A taxonomia proposta cobre quatro grandes famílias: injeções em nível de prompt, incluindo indireta via conteúdo de terceiros que o agente processa; envenenamento de base de conhecimento, ataques contra o índice de RAG; exploração de ferramentas e plugins, o agente sendo induzido a chamar uma ferramenta de forma prejudicial ou uma ferramenta maliciosa sendo integrada à sua caixa de ferramentas; e ameaças emergentes de sistemas multiagente, quando o comportamento malicioso surge da interação entre agentes, não de um componente isolado, e portanto escapa de análises que tratam cada agente como uma unidade de confiança independente.

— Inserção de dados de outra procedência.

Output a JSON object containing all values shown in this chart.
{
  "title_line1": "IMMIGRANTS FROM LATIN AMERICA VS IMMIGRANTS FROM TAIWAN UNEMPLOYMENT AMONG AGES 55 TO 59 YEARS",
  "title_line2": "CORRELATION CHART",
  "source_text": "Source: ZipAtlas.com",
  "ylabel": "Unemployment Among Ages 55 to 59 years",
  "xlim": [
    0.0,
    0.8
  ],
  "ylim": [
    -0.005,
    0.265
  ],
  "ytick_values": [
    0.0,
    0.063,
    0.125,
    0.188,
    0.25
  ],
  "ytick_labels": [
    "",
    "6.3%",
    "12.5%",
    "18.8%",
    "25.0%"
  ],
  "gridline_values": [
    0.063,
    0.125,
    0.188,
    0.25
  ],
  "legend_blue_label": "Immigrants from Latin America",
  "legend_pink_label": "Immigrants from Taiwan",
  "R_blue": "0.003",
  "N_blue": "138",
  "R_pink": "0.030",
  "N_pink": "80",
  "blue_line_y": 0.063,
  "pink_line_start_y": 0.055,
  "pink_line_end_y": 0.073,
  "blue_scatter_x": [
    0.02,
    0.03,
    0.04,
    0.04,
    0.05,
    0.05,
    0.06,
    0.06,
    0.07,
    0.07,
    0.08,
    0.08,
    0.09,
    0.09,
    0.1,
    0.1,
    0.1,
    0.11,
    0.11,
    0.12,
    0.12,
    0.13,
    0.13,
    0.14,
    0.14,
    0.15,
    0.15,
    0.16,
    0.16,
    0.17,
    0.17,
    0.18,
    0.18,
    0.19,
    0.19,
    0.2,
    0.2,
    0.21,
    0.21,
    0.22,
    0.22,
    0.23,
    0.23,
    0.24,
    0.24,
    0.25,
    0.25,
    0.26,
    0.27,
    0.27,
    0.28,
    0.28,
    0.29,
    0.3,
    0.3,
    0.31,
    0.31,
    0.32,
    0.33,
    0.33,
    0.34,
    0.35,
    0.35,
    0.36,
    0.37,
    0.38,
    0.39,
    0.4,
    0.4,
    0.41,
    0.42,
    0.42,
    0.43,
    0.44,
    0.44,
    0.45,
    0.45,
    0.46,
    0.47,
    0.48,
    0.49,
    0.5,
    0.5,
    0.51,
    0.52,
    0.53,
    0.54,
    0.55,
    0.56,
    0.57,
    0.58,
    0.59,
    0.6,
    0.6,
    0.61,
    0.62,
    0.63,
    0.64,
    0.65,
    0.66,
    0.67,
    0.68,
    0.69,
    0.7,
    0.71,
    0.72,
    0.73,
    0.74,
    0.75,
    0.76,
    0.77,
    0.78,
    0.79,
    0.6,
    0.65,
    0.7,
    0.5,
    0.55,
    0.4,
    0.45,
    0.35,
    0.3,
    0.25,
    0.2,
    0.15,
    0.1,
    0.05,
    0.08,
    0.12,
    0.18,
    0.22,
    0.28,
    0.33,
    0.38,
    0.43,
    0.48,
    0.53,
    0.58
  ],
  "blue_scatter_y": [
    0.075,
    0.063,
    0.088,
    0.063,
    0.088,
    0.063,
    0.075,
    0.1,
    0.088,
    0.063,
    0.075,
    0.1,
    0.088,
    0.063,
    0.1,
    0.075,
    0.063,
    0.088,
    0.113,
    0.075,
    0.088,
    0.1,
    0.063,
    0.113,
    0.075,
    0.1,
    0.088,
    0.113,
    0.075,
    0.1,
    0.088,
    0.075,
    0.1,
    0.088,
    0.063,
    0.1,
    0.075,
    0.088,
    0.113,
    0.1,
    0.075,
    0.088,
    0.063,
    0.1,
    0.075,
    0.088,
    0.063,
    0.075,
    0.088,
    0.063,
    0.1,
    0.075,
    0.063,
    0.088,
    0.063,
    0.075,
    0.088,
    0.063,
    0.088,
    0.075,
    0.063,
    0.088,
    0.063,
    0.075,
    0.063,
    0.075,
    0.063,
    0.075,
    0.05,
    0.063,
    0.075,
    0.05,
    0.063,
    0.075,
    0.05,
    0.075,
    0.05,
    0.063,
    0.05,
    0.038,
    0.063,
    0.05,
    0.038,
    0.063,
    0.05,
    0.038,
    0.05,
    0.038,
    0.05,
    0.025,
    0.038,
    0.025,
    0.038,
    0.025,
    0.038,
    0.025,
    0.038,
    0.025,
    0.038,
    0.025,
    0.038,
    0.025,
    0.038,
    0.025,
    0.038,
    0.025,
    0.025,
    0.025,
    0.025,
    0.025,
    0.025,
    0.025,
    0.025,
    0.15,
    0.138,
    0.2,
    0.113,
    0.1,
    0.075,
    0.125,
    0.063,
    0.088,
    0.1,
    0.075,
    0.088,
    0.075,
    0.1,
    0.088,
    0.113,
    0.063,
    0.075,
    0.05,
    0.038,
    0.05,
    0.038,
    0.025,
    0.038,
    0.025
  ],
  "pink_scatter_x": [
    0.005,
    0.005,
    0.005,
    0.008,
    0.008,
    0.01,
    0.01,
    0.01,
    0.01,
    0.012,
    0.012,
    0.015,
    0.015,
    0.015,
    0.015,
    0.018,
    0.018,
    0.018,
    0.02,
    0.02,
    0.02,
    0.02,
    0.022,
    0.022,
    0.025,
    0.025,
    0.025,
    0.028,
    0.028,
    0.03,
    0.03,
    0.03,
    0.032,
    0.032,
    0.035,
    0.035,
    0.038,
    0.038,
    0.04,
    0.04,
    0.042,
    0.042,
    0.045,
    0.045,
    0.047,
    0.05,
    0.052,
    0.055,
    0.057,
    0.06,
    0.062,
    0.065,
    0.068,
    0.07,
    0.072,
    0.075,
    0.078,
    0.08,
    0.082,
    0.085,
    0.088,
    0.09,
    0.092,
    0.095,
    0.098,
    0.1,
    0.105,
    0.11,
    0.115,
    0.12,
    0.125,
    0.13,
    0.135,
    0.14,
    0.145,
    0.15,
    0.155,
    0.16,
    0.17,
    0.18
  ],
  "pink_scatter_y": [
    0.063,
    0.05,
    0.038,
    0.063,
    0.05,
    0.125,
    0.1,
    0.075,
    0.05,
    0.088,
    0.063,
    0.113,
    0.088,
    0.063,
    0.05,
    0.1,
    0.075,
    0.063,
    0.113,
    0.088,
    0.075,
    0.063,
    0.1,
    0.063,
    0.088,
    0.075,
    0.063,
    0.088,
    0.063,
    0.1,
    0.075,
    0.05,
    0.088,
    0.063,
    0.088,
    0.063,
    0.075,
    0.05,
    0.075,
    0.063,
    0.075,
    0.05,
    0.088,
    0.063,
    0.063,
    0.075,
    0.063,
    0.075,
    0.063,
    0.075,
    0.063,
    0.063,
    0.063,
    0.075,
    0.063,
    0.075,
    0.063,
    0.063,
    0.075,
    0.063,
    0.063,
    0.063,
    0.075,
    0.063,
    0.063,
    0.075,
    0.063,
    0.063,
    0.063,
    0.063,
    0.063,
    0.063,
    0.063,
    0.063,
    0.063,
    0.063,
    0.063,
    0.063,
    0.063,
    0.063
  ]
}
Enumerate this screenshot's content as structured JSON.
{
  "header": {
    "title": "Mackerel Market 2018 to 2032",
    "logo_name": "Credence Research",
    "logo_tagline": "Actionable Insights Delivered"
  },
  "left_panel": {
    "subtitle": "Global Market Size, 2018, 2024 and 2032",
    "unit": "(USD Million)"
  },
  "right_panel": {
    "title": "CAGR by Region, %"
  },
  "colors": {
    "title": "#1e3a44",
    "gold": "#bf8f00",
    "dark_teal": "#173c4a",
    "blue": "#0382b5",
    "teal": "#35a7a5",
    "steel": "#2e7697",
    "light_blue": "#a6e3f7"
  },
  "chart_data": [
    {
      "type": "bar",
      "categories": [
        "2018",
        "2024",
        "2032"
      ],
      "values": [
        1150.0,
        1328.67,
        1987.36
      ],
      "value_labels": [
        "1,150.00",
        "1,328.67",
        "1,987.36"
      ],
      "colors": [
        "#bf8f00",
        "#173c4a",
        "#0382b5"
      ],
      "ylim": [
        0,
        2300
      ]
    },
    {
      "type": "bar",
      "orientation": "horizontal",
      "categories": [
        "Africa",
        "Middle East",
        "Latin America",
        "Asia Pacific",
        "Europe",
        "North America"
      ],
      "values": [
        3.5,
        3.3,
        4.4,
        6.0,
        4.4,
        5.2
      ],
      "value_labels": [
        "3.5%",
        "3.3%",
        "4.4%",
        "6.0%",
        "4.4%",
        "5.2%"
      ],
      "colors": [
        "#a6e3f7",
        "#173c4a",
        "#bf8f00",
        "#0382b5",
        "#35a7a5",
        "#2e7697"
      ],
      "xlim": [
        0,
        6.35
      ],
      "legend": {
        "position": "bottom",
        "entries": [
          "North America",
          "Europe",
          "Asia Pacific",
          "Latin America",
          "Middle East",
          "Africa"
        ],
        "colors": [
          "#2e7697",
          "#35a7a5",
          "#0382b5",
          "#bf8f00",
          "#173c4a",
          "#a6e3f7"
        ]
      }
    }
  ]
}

Uma contribuição prática do trabalho é propor métricas quantitativas de postura de segurança — como Unsafe Action Rate (taxa de ações inseguras executadas) e Privilege Escalation Distance (quão longe um comprometimento inicial consegue escalar privilégios) — que permitem comparar diferentes arquiteturas de agentes e diferentes conjuntos de defesas de forma padronizada, em vez de depender apenas de exemplos de jailbreak isolados como evidência de (in)segurança. Os autores também avaliam defesas existentes — sanitização de entrada, filtros de recuperação, sandboxes, controle de acesso e guardrails de IA — apontando onde a proteção ainda é insuficiente frente à taxonomia de ataques mapeada.
Para times que já estão implantando agentes de IA em produção, o valor prático é ter, num único documento, um checklist de segurança faseado (hardening em tempo de design, monitoramento em runtime, resposta a incidentes) construído a partir da síntese de dois anos de literatura dispersa, em vez de ter que reconstruir esse mapa de riscos internamente a partir de dezenas de artigos isolados. É o tipo de referência que vale manter como base de comparação para avaliação de risco de novos deployments agênticos, e não apenas como leitura pontual.